In other words, benchmark accuracies for demonstration of trend forecasting ability based on Robert Taylor’s definition of trend are relatively high, and (as for both definitions) somewhat higher for uptrends than downtrends. By this definition, the S&P 500 Index can trend both up and down across the same string of days.

Neither of these definitions of trend are clearly useful to investors because they do not indicate whether trends are large enough to exploit and do not describe what happens during the trend interval. For Robert Taylor’s definition of trend, investors cannot even determine in advance exactly when the trend interval starts and stops.


The overall trend forecast accuracy and the range of accuracies that Robert Taylor reports based on his self-assessment do not seem compellingly skillful relative to the “RT Trend Definition” benchmarks in the above chart. It appears feasible to group his forecasts by trend direction/duration and match group accuracies to the these benchmarks, but we are not undertaking such a detailed review at this time.

In summary, top-down assessment of Robert Taylor’s self-reported trend forecast accuracy versus benchmarks based on his definition of trend do not clearly offer support for belief that his forecasts are skillful.

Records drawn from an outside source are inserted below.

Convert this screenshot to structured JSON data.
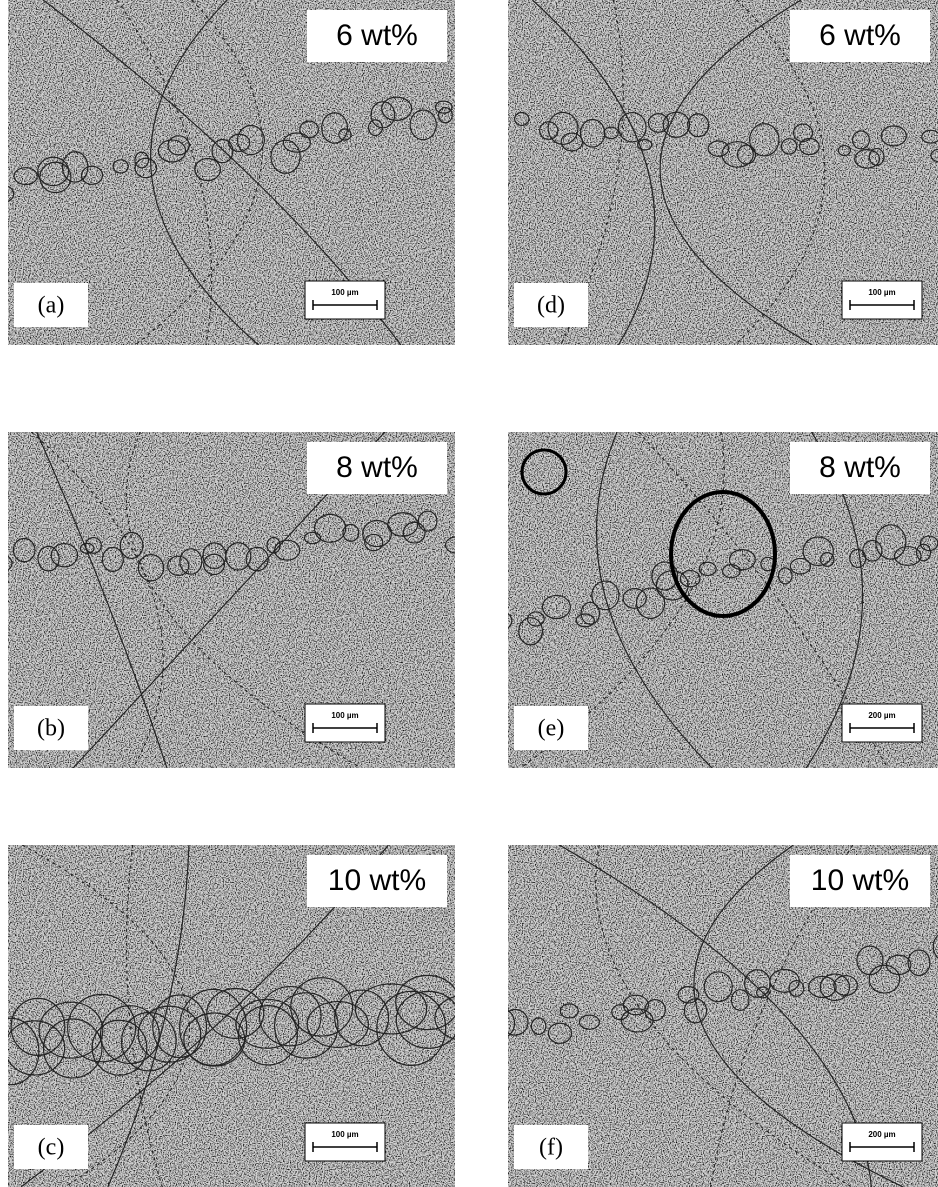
{
  "panels": [
    {
      "label": "(a)",
      "concentration": "6 wt%",
      "scale_bar": "100 µm"
    },
    {
      "label": "(b)",
      "concentration": "8 wt%",
      "scale_bar": "100 µm"
    },
    {
      "label": "(c)",
      "concentration": "10 wt%",
      "scale_bar": "100 µm"
    },
    {
      "label": "(d)",
      "concentration": "6 wt%",
      "scale_bar": "100 µm"
    },
    {
      "label": "(e)",
      "concentration": "8 wt%",
      "scale_bar": "200 µm"
    },
    {
      "label": "(f)",
      "concentration": "10 wt%",
      "scale_bar": "200 µm"
    }
  ]
}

Robert Taylor also sent via email TradeStation output data for a hypothetical strategy that harvests E-mini S&P 500 futures volatility via stop-gains on long or short positions, with stop-losses to mitigate crashes. He uses two short-term moving averages of different lengths measured at 30-minute intervals to determine entry points, opening long (short) trades at bullish (bearish) crosses during uptrend (downtrend) Xyber9 trend forecasts. He claims extremely good performance for this strategy, with backtested compounded (from 10 up to 50 contracts) returns averaging about 1,000% per year during 2006 through 2013.

A spot check of 25 of his trade entry prices for the first half of 2014 (September 2014 futures) versus CME data indicates that entry prices are approximately 30-minute interval opening prices. However, there is a one half hour difference in time stamps, with approximately matching CME data having time stamps one half hour earlier than the TradeStation time stamps.

Robert Taylor apparently does not publish the modeled trades in advance and does not have any actual trading records related to this strategy. Investors considering use of the Xyber9 trend forecasts and associated futures trading strategies may want to test the strategies themselves and request some actual trading records to assess practical use.